A couple of weeks ago Kim Cameron, who is Microsoft's identity architect, wrote a blog entry that I've been unable to delete, and in that entry he uses a word that I've been unable to forget. The word is ceremony. Responding to Doug Kaye's plea for a protocol that will enable permissions for audio recordings to be negotiated spontaneously and on a very large scale, Kim proposes a scheme that includes a "ceremony" -- literally, a script read by parties to the agreement that includes the metadata (event title, system-generated event ID) as part of a spoken contract.

This is a wonderful way to bring Kim's sixth law of identity to life.

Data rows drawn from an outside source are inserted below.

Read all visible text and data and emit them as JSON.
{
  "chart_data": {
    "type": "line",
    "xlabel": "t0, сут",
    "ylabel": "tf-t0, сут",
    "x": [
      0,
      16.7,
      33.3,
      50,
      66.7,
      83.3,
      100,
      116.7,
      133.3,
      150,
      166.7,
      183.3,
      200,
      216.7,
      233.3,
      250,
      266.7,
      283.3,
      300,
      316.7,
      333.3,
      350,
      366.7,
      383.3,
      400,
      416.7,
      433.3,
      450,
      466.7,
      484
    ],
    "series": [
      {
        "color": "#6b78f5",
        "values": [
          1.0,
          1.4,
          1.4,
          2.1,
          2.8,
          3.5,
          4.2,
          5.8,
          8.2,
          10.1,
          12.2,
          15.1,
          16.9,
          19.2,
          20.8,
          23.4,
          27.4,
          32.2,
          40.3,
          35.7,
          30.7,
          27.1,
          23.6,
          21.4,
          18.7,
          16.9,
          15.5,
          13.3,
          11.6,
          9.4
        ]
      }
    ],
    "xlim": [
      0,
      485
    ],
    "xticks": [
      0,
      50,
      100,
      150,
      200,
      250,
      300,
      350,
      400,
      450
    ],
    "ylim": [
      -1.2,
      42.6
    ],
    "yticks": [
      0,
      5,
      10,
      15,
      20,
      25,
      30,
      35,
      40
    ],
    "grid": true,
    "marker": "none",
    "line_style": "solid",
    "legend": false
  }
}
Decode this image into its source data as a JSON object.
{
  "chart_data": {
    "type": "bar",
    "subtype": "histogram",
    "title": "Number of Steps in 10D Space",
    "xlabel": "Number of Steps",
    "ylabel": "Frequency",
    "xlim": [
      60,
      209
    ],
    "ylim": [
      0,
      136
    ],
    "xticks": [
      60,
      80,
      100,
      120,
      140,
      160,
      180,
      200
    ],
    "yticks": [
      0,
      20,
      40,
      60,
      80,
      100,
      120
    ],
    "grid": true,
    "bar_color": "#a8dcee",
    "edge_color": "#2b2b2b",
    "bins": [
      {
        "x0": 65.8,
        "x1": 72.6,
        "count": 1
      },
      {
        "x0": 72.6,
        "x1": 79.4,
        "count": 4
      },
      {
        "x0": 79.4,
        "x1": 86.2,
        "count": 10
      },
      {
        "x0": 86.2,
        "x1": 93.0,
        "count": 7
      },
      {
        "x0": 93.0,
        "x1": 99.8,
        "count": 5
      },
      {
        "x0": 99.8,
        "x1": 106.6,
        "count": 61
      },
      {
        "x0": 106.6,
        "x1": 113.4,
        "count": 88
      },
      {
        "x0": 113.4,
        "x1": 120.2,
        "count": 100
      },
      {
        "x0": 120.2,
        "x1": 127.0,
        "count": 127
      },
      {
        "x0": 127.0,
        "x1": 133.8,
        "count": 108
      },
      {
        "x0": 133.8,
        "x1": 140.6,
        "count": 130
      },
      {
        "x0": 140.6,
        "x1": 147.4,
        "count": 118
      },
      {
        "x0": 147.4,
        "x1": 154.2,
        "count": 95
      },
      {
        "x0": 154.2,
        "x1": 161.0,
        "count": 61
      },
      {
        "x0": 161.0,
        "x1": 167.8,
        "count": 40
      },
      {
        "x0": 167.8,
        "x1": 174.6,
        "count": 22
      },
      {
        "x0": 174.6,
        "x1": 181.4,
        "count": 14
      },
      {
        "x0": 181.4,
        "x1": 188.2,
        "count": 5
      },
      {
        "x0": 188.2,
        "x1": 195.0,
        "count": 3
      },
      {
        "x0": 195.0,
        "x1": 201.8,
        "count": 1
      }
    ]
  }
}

Its title -- "The Law of Human Integration" -- sounds great, but its description is guaranteed to make eyes glaze over:

The universal identity system MUST define the human user to be a component of the distributed system, integrated through unambiguous human-machine communications mechanisms offering protection against identity attacks.

Fine, but what does it mean for the human to be "a component of the distributed system"? This notion of ceremony captures it beautifully. Kim's write-up on the sixth law invokes the idea, and it's elaborated in an audio interview with Carl Ellison -- whose work on SPKI (simple public key infrastructure) helped inspire, among other things, the security architecture of Groove.

In this paper Ellison attributes the use of the word "ceremony" -- in the context of security protocols -- to his Intel colleague Jesse Walker. The paper is oddly titled UPnP Security Ceremonies Design Document and says whimsically at one point:

Every time there is a network connection between a computer component and a human user, one can not use a standard network layer. Humans don't have network interfaces.
Of course the "ceremonies" described by the UPnP paper would not be seen -- by anyone other than a security geek -- as having anything in common with, say, a marriage ceremony. But Kim's proposal for a ceremonial granting of recording rights would be seen, by ordinary folks, in just that way.

This might seem like a strange topic to introduce at the PKI summit. But let's remember that, to non-geeks, there's nothing stranger than PKI.